Como a Igreja, por meio do Patriarcado e da Custódia da Terra Santa, atua para minimizar as tensões entre esses povos?

Em primeiro lugar, é preciso trabalhar em diversas áreas. Como Igreja, devemos antes de tudo trabalhar com a nossa comunidade, para que nossa comunidade, e isso não é tão óbvio, não entre nessas narrativas de um contra o outro. Com Cristo, somos por todos, queremos amar a todos com respeito. Naturalmente, apelando à justiça, não podemos nos calar diante da violação dos direitos humanos e assim por diante. Porém, sem cultivar o que vemos neste momento, ressentimento e ódio, no nosso coração e até naquilo que dissemos nos nossos discursos e homilias. Isto é muito relevante.

Outra coisa é que, agora, tudo está um pouco paralisado porque estamos no centro da crise. Depois, precisamos trabalhar muito para o que chamamos de colóquio inter-religioso, mas o que é feito na Terra Santa, não aquele de conferências ou congressos, que são úteis enquanto forem necessários… Mas aquele da população, porque nós que moramos juntos somos como um grande condomínio. Precisamos criar ocasiões de encontros entre cristãos, judeus e muçulmanos, não ao nível alto, mas no âmbito do território, nas paróquias, nas comunidades, nas escolas, levando as crianças para conhecer uma sinagoga, para ver uma mesquita, visitar uma igreja. Coisas desse tipo são muito importantes porque fazem compreender, antes de tudo, que o outro existe e não é um monstro, reconhecendo que estas diferentes tradições fazem parte da vida deste país.

O senhor se ofereceu para trocar de lugar com as crianças reféns do Hamas. Houve alguma resposta? Qual foi o impacto deste gesto generoso para salvar a vida dessas crianças?

Isso que repercutiu em todo o mundo nasceu de uma questão feita por um jornalista, que me perguntou se estou disposto a fazer essa troca. Eu disse que aceito absolutamente. Claro que sim! Eu também faria o mesmo pelos palestinos, pois não existem distinções. A resposta foi muito forte por parte dos israelenses e da parte desse movimento islâmico. Digamos que estamos conversando.

E como está o clima em Jerusalém e nos outros lugares santos com a impossibilidade de haver peregrinações?

Todos fugiram. Neste momento, as fronteiras estão praticamente fechadas, porque não há voos. O aeroporto está quase vazio. Só restava um grupo [de peregrinos], me parece que vai embora hoje [quarta-feira]. Então, tudo está vazio. Porém, os lugares santos estão todos abertos e as igrejas permanecem sempre abertas porque é o momento em que mais precisamos rezar.

Que mensagem o senhor deixa aos católicos que acompanham esta situação com angústia e orações? 
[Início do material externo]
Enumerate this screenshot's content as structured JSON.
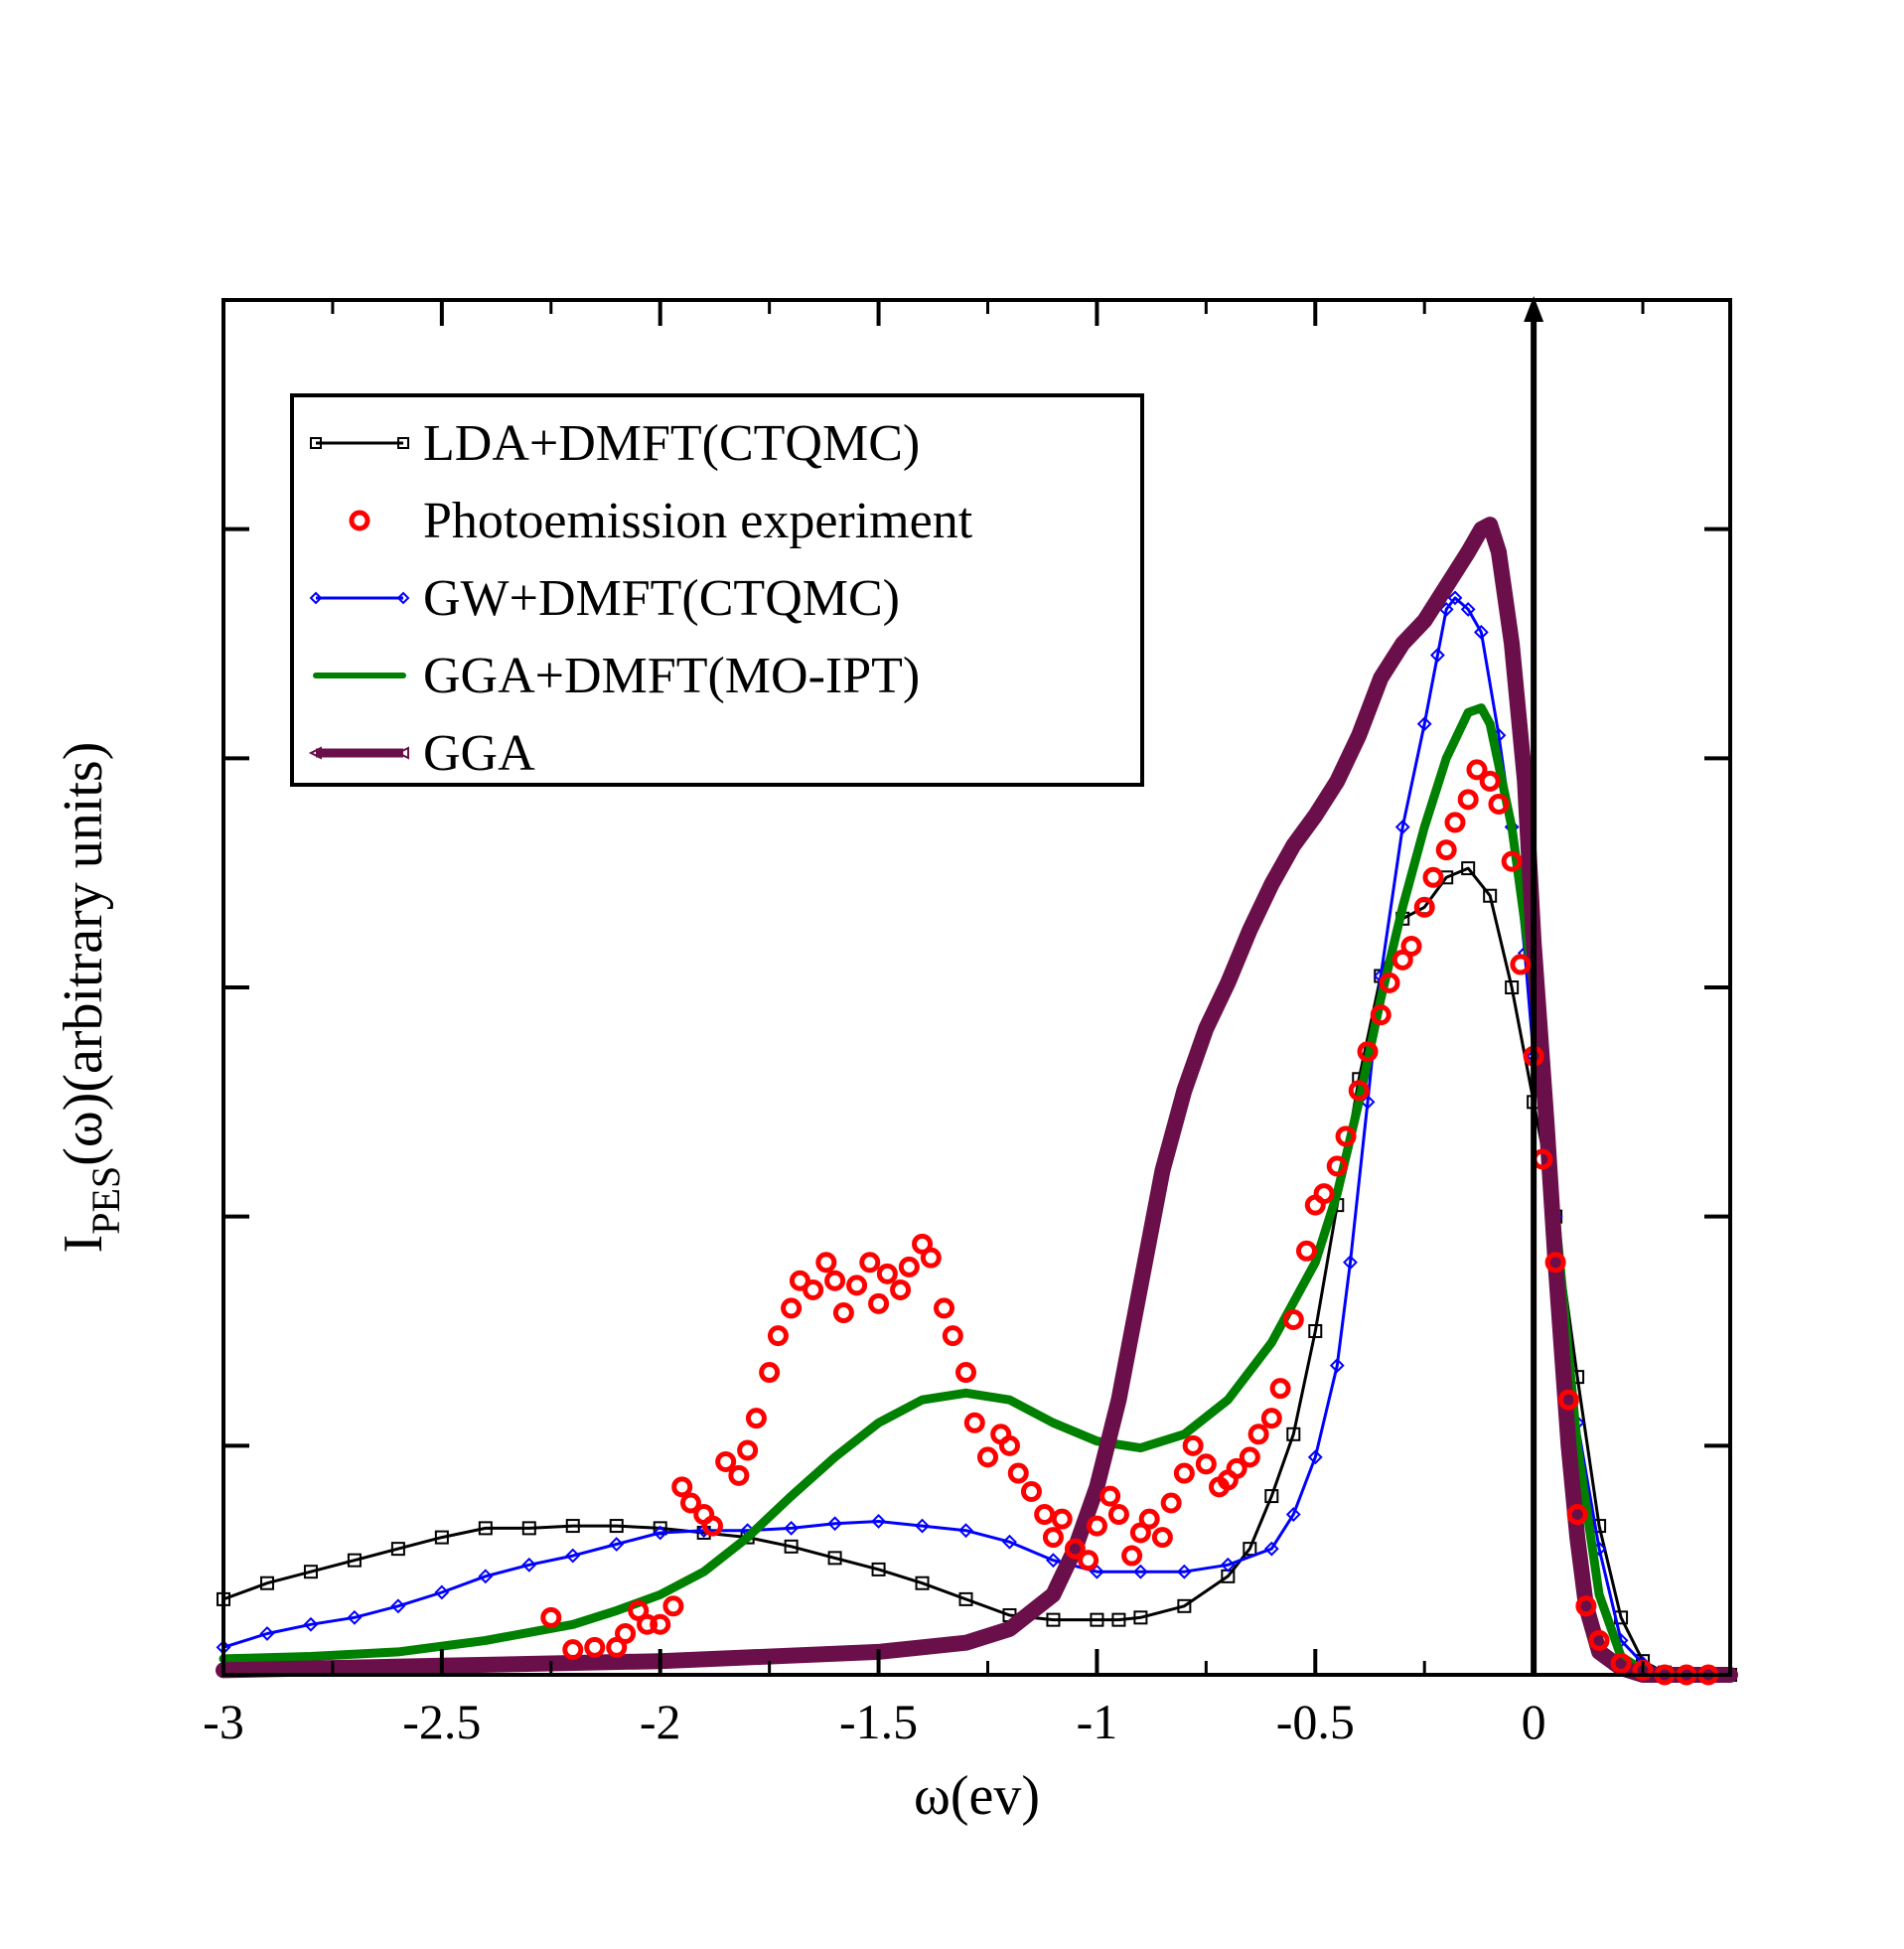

Em primeiro lugar, agradeço à Igreja do Brasil pela proximidade. Aqui há muitas peregrinações do Brasil, como aquela conduzida por sua eminência [Dom Odilo]. Continuem a orar e também a fazer com que chegue aos seus governantes que talvez tenham uma palavra a dizer sobre esta questão em contextos internacionais, que falem da necessidade de todos trabalharem para que isso se resolva de uma vez por todas.